Friday, March 06, 2009

Kindlemania


This is my 2 cent review of the latest gadget here, the Kindle 2 from Amazon. If you haven't heard about it, it's a hand-size tablet with a 7" ePaper screen, for very high quality black & white display of text (mainly). It is sold as an electronic book reader with a direct sales link to Amazon.

It's really a lot more than that. It is a free wireless web browsing terminal. The browser identifies itself as "Mozilla/4.0 (compatible; Linux 2.6.10) NetFront/3.4 Kindle/1.0 (screen 600x800)". The "3G" wireless link is actually free with no monthly or setup charges, after you buy the Kindle. The browser is labeled "experimental", and it has a lot of the feel of a cell-phone or PDA browser, but the screen resolution is quite acceptable for sites that are reasonably formatted for its size. I can log in and use my gmail account, but I wouldn't say the Kindle is going to replace my PC for general email.

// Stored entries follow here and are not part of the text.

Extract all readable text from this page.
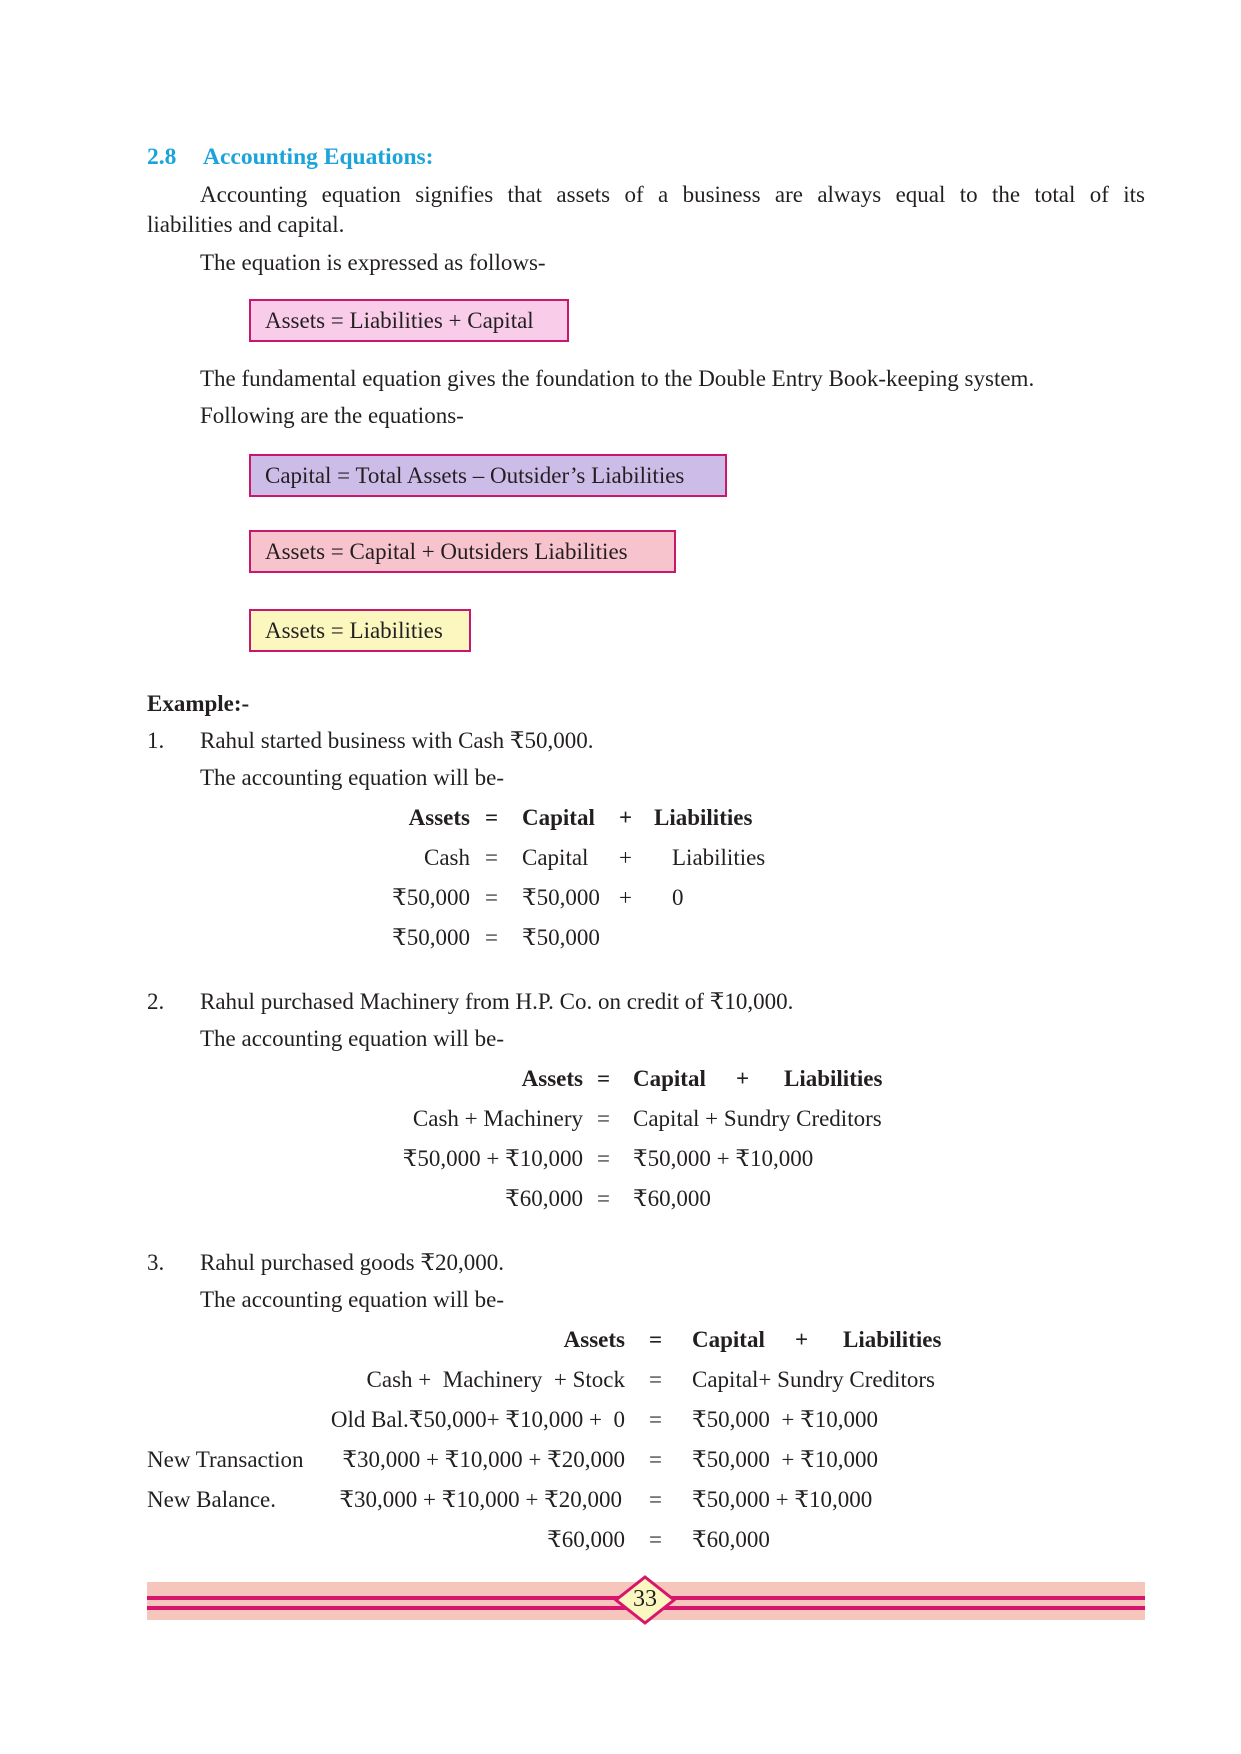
2.8 Accounting Equations:
Accounting equation signifies that assets of a business are always equal to the total of its
liabilities and capital.
The equation is expressed as follows-
Assets = Liabilities + Capital
The fundamental equation gives the foundation to the Double Entry Book-keeping system.
Following are the equations-
Capital = Total Assets – Outsider’s Liabilities
Assets = Capital + Outsiders Liabilities
Assets = Liabilities
Example:-
1. Rahul started business with Cash ₹50,000.
The accounting equation will be-
Assets = Capital + Liabilities
Cash = Capital + Liabilities
₹50,000 = ₹50,000 + 0
₹50,000 = ₹50,000
2. Rahul purchased Machinery from H.P. Co. on credit of ₹10,000.
The accounting equation will be-
Assets = Capital + Liabilities
Cash + Machinery = Capital + Sundry Creditors
₹50,000 + ₹10,000 = ₹50,000 + ₹10,000
₹60,000 = ₹60,000
3. Rahul purchased goods ₹20,000.
The accounting equation will be-
Assets = Capital + Liabilities
Cash +  Machinery  + Stock = Capital+ Sundry Creditors
Old Bal.₹50,000+ ₹10,000 +  0 = ₹50,000  + ₹10,000
New Transaction	₹30,000 + ₹10,000 + ₹20,000 = ₹50,000  + ₹10,000
New Balance.	₹30,000 + ₹10,000 + ₹20,000 = ₹50,000 + ₹10,000
₹60,000 = ₹60,000
33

It is a Linux box. You can see that from the Browser ID above, and you can also see it by reading the 70 (!) pages of legal information that are thoughtfully provided in Kindle's memory. There are interesting possibilities: I suppose it won't be long before we have hackers providing a Linux console session. You could use the Kindle as a (free!) wireless adapter via USB for your laptop. And so on. (Of course, Amazon may not smile on such activity.)

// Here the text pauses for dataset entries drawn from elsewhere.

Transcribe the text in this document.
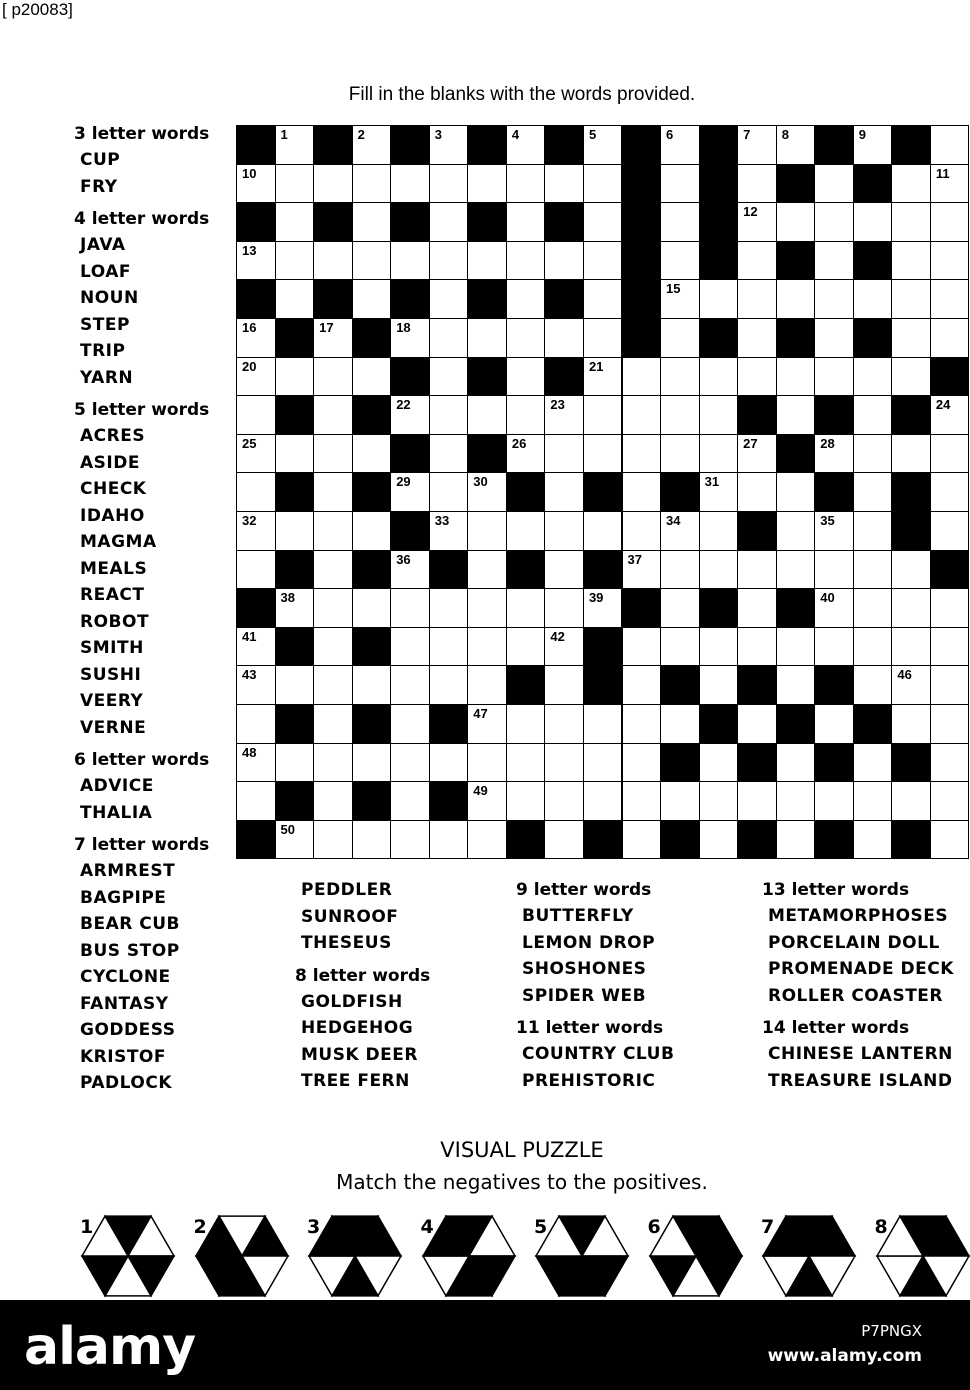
[ p20083]
Fill in the blanks with the words provided.
1	2	3	4	5	6	7 8	9
10	11
12
13
15
16	17	18
20	21
22	23	24
25	26	27	28
29	30	31
32	33	34	35
36	37
38	39	40
41	42
43	46
47
48
49
50
3 letter words
CUP
FRY
4 letter words
JAVA
LOAF
NOUN
STEP
TRIP
YARN
5 letter words
ACRES
ASIDE
CHECK
IDAHO
MAGMA
MEALS
REACT
ROBOT
SMITH
SUSHI
VEERY
VERNE
6 letter words
ADVICE
THALIA
7 letter words
ARMREST
BAGPIPE
BEAR CUB
BUS STOP
CYCLONE
FANTASY
GODDESS
KRISTOF
PADLOCK
PEDDLER
SUNROOF
THESEUS
8 letter words
GOLDFISH
HEDGEHOG
MUSK DEER
TREE FERN
9 letter words
BUTTERFLY
LEMON DROP
SHOSHONES
SPIDER WEB
11 letter words
COUNTRY CLUB
PREHISTORIC
13 letter words
METAMORPHOSES
PORCELAIN DOLL
PROMENADE DECK
ROLLER COASTER
14 letter words
CHINESE LANTERN
TREASURE ISLAND
VISUAL PUZZLE
Match the negatives to the positives.
1	2	3	4	5	6	7	8
alamy	P7PNGX
www.alamy.com
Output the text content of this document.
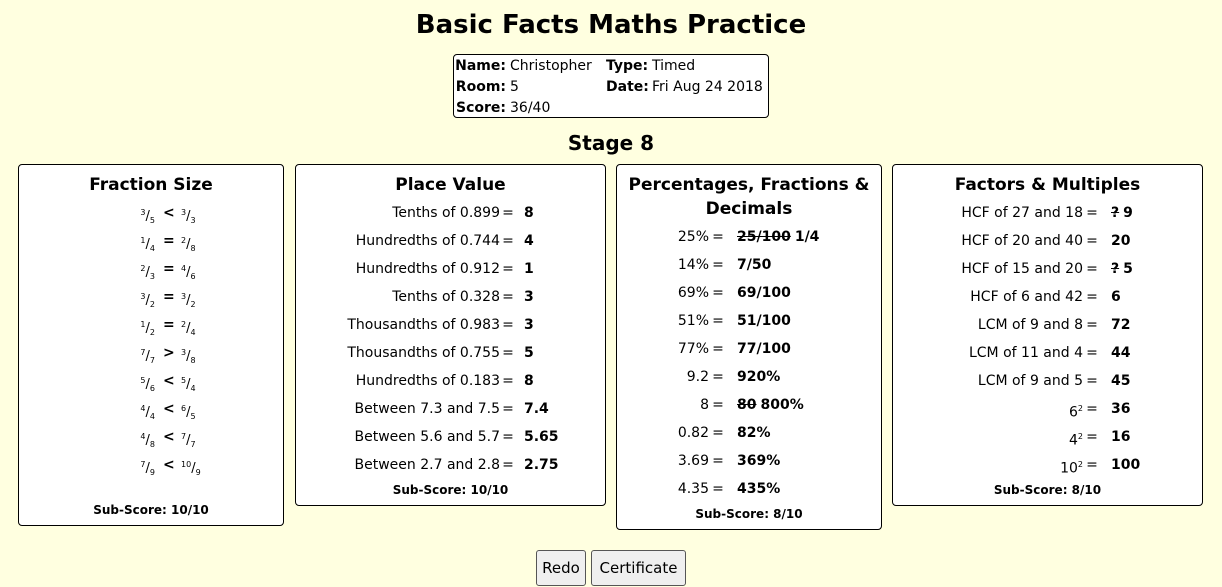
Basic Facts Maths Practice
Name: Christopher	Type: Timed
Room: 5	Date: Fri Aug 24 2018
Score: 36/40
Stage 8
Fraction Size
$^3/_5 < ^3/_3$
$^1/_4 = ^2/_8$
$^2/_3 = ^4/_6$
$^3/_2 = ^3/_2$
$^1/_2 = ^2/_4$
$^7/_7 > ^3/_8$
$^5/_6 < ^5/_4$
$^4/_4 < ^6/_5$
$^4/_8 < ^7/_7$
$^7/_9 < ^{10}/_9$
Sub-Score: 10/10
Place Value
Tenths of 0.899 = 8
Hundredths of 0.744 = 4
Hundredths of 0.912 = 1
Tenths of 0.328 = 3
Thousandths of 0.983 = 3
Thousandths of 0.755 = 5
Hundredths of 0.183 = 8
Between 7.3 and 7.5 = 7.4
Between 5.6 and 5.7 = 5.65
Between 2.7 and 2.8 = 2.75
Sub-Score: 10/10
Percentages, Fractions & Decimals
25% = 25/100 1/4
14% = 7/50
69% = 69/100
51% = 51/100
77% = 77/100
9.2 = 920%
8 = 80 800%
0.82 = 82%
3.69 = 369%
4.35 = 435%
Sub-Score: 8/10
Factors & Multiples
HCF of 27 and 18 = ? 9
HCF of 20 and 40 = 20
HCF of 15 and 20 = ? 5
HCF of 6 and 42 = 6
LCM of 9 and 8 = 72
LCM of 11 and 4 = 44
LCM of 9 and 5 = 45
$6^2 = 36$
$4^2 = 16$
$10^2 = 100$
Sub-Score: 8/10
Redo	Certificate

So we have a Linux box with ~2 GB of internal memory, a wireless link (Sprint, I think), USB, audio output, a nice screen, and a semi-useable keyboard. It will hold "1500 books", they say. You can convert and/or install your own pdf, doc, text files, etc., but not if they're too large. The only advertised conversion option for non-txt files, is to send email to Amazon where they pass it through the "cloud" (I suppose) and send the result over RF (for $0.10 a shot) or by email (free). But the file size is limited by the email process, ruling out many Google Books image-type PDFs, for example.

What the Kindle is not:
  • Email or IM machine. The keyboard is even worse (in some ways) than my Palm Treo's. There is no email client, but the platform would obviously support it.
  • Color, and the ePaper is too slow to support any animation or video.
  • Open. You have to use Amazon's applications programs, and there aren't many of them (yet). Our friendly hackers may overcome this in time, but expect Amazon to defend their platform even more than Apple and its iPhone, particularly because of the bundled RF link (which could be abused) and because of the "secure" commercial authentication that links you, your Kindle, and your Amazon account. (Where they hope you'll spend a lot of $$.)
  • Secure. There is no password or other protection on the Kindle, which means that anyone who gets the physical unit can cause mayhem in your Amazon account. This is a pretty serious shortcoming IMO.
  • Media Machine. The Kindle will play mp3's and show pictures, one at a time. The file browser function is rather weak (no folders), so you'd get lost pretty soon if you loaded up a lot of small files.
  • Telephone. It would not be a big technical step to incorporate a cell phone (VOIP) into the Kindle concept, but there is no audio input, and the network model might not support phone usage. Still, I don't know how many separate high-function digital devices I want to carry with me. The market will sort this out some day.
All in all an interesting device. I will use it for reading books, newspapers, and a few blogs, while waiting for the hacks to appear.